Le Musée de l’Amérique francophone présente l’exposition La colonie retrouvée, qui fait la lumière sur une version jusqu’ici méconnue de notre histoire. Parcourez les milliers d’artéfacts qui témoignent de la présence de colons européens au Cap Rouge, fruit du travail intensif des archéologues.
On apprend sur les bancs d’école que Jacques Cartier fait l'expérience du territoire du Canada au cours de deux grands voyages. Après avoir passé l’hiver 1535-36 passe en sol québécois, il rentre en France, accompagné de ses multiples récits de voyage, des cargaisons de ce qu’il croit être de l’or et des diamants, en plus d’un témoin d’exception de ses récits en la personne de Donnaconna, Chef Iroquoien. De l’autre côté de l’Atlantique, c’est le récit du Chef qui convainc François 1er de financer un troisième voyage en Amérique, confié cette fois à un certain Jean-François de La Rocque de Roberval. Ainsi, en 1541, Roberval quitte la France avec une centaine de colons, dans le but de s’établir au Nouveau Monde. C’est ainsi que la toute première colonie française s’établit au cap Rouge, plus de 60 ans avant Samuel de Champlain.
Toutefois, la nouvelle colonie de Roberval ne jouit pas d’un grand avenir.
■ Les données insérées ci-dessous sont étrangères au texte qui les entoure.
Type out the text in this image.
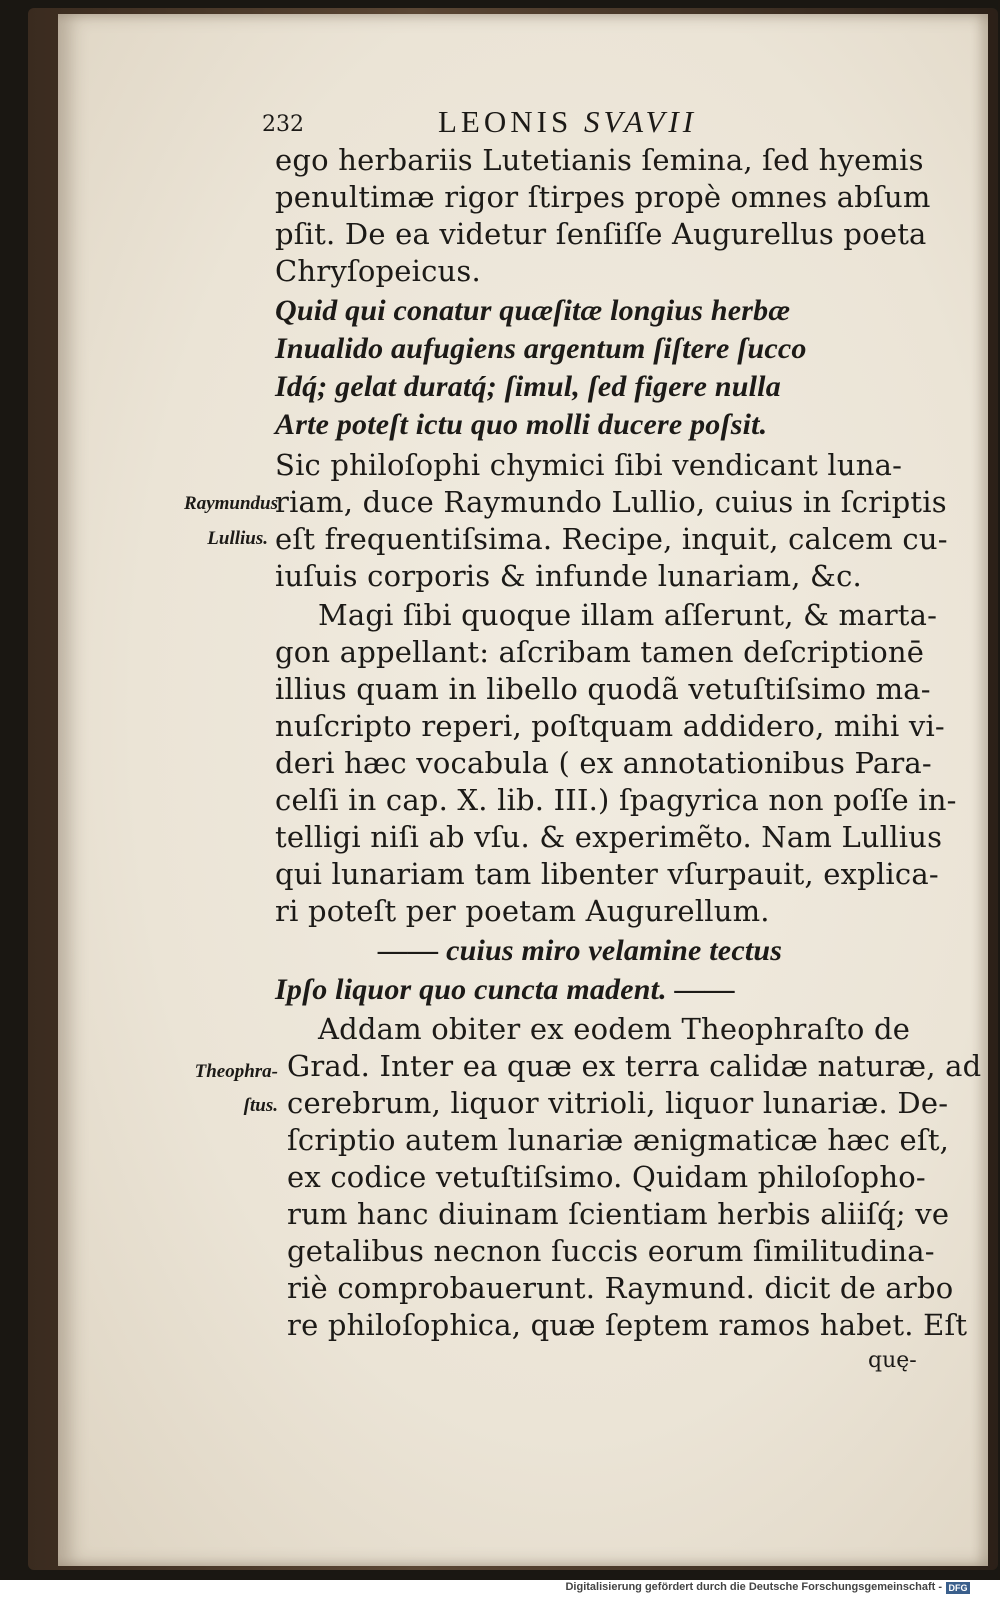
232	LEONIS SVAVII
ego herbariis Lutetianis ſemina, ſed hyemis
penultimæ rigor ſtirpes propè omnes abſum
pſit. De ea videtur ſenſiſſe Augurellus poeta
Chryſopeicus.
Quid qui conatur quæſitæ longius herbæ
Inualido aufugiens argentum ſiſtere ſucco
Idq́; gelat duratq́; ſimul, ſed figere nulla
Arte poteſt ictu quo molli ducere poſsit.
Sic philoſophi chymici ſibi vendicant luna-
riam, duce Raymundo Lullio, cuius in ſcriptis
eſt frequentiſsima. Recipe, inquit, calcem cu-
iuſuis corporis & infunde lunariam, &c.
Magi ſibi quoque illam aſſerunt, & marta-
gon appellant: aſcribam tamen deſcriptionē
illius quam in libello quodã vetuſtiſsimo ma-
nuſcripto reperi, poſtquam addidero, mihi vi-
deri hæc vocabula ( ex annotationibus Para-
celſi in cap. X. lib. III.) ſpagyrica non poſſe in-
telligi niſi ab vſu. & experimẽto. Nam Lullius
qui lunariam tam libenter vſurpauit, explica-
ri poteſt per poetam Augurellum.
—— cuius miro velamine tectus
Ipſo liquor quo cuncta madent. ——
Addam obiter ex eodem Theophraſto de
Grad. Inter ea quæ ex terra calidæ naturæ, ad
cerebrum, liquor vitrioli, liquor lunariæ. De-
ſcriptio autem lunariæ ænigmaticæ hæc eſt,
ex codice vetuſtiſsimo. Quidam philoſopho-
rum hanc diuinam ſcientiam herbis aliiſq́; ve
getalibus necnon ſuccis eorum ſimilitudina-
riè comprobauerunt. Raymund. dicit de arbo
re philoſophica, quæ ſeptem ramos habet. Eſt
Raymundus
Lullius.
Theophra-
ſtus.
quę-
Digitalisierung gefördert durch die Deutsche Forschungsgemeinschaft - DFG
En effet, deux ans après son arrivée, les colons épuisés, affaiblis et à bout de ressources rentrent en France. Leur village, établi sur le site Charlesbourg-Roberval, nommé par Jacques Cartier, est incendié avant leur départ.
Une société révélée
En 2005, un tesson de faïence italienne datant de la Renaissance est découvert sur le promontoire du cap Rouge. La Commission de la capitale nationale du Québec met en place un projet de fouilles archéologiques d’envergure sur le Site archéologique Cartier-Roberval. Au total, ce sont plus de 6000 artefacts qui ont été mis au jour par les archéologues. Après trois saisons de fouilles intensives et six ans de recherches menées par des experts issus de vingt disciplines scientifiques, le voyage des explorateurs Jacques Cartier et Jean-François de La Rocque de Roberval refait surface.
En pleine forêt, une petite société se dévoile aux archéologues. Nobles, roturiers, militaires, gens de métier et prisonniers ont évolué sur le territoire, pendant plusieurs mois. Les objets de leur quotidien maintenant mis au jour, c’est une version bien différente de l’Histoire qu’ils nous racontent! Tant d’artéfacts ont été témoins de la vie de ces premiers colons : tessons de verre, manches d’ustensiles, boutons plaqués d’argent, fragments d’une cotte de maille, pion de jeux de dames, notamment. Des objets et des restes d'aliments de luxe laissent supposer qu'un secteur était réservé à l'élite. La présence de poterie iroquoienne et de restes de plantes autochtones attestent d'échanges entre Français et Amérindiens.
Peu perturbé et situé en milieu naturel, le site archéologique Cartier-Roberval n’a pas fini de révéler ses secrets. Il conserve un potentiel de recherche substantiel, en plus d'offrir des occasions d'études spécialisées novatrices, notamment en sciences naturelles.
Réécrire l’histoire, pour mieux la raconter
Tant de découvertes ont eu pour effet de remettre en question les versions plus traditionnelles de l’histoire. Grâce aux artéfacts exhumés par les archéologues, Roberval et Cartier nous racontent aujourd’hui un pan méconnu de leur établissement en Amérique.
Afin de partager ces découvertes et d’échanger sur les nouvelles hypothèses que stimulent les résultats des fouilles, la Commission a édifié le mur mémoire Cartier-Roberval, commémorant la riche histoire du lieu. Dans l’ouvrage La Rumeur dorée, Roberval et l’Amérique (Éditions La Presse), l’historien Bernard Allaire raconte l’histoire de l’explorateur important et méconnu qu’est Jean-François de La Rocque de Roberval. Conjointement à la sortie du livre, l’exposition consacrée à la première France d'Amérique, La colonie retrouvée, se tient au Musée de l'Amérique francophone de Québec. Cette dernière est présentée dans sa forme actuelle jusqu'au 29 septembre 2019.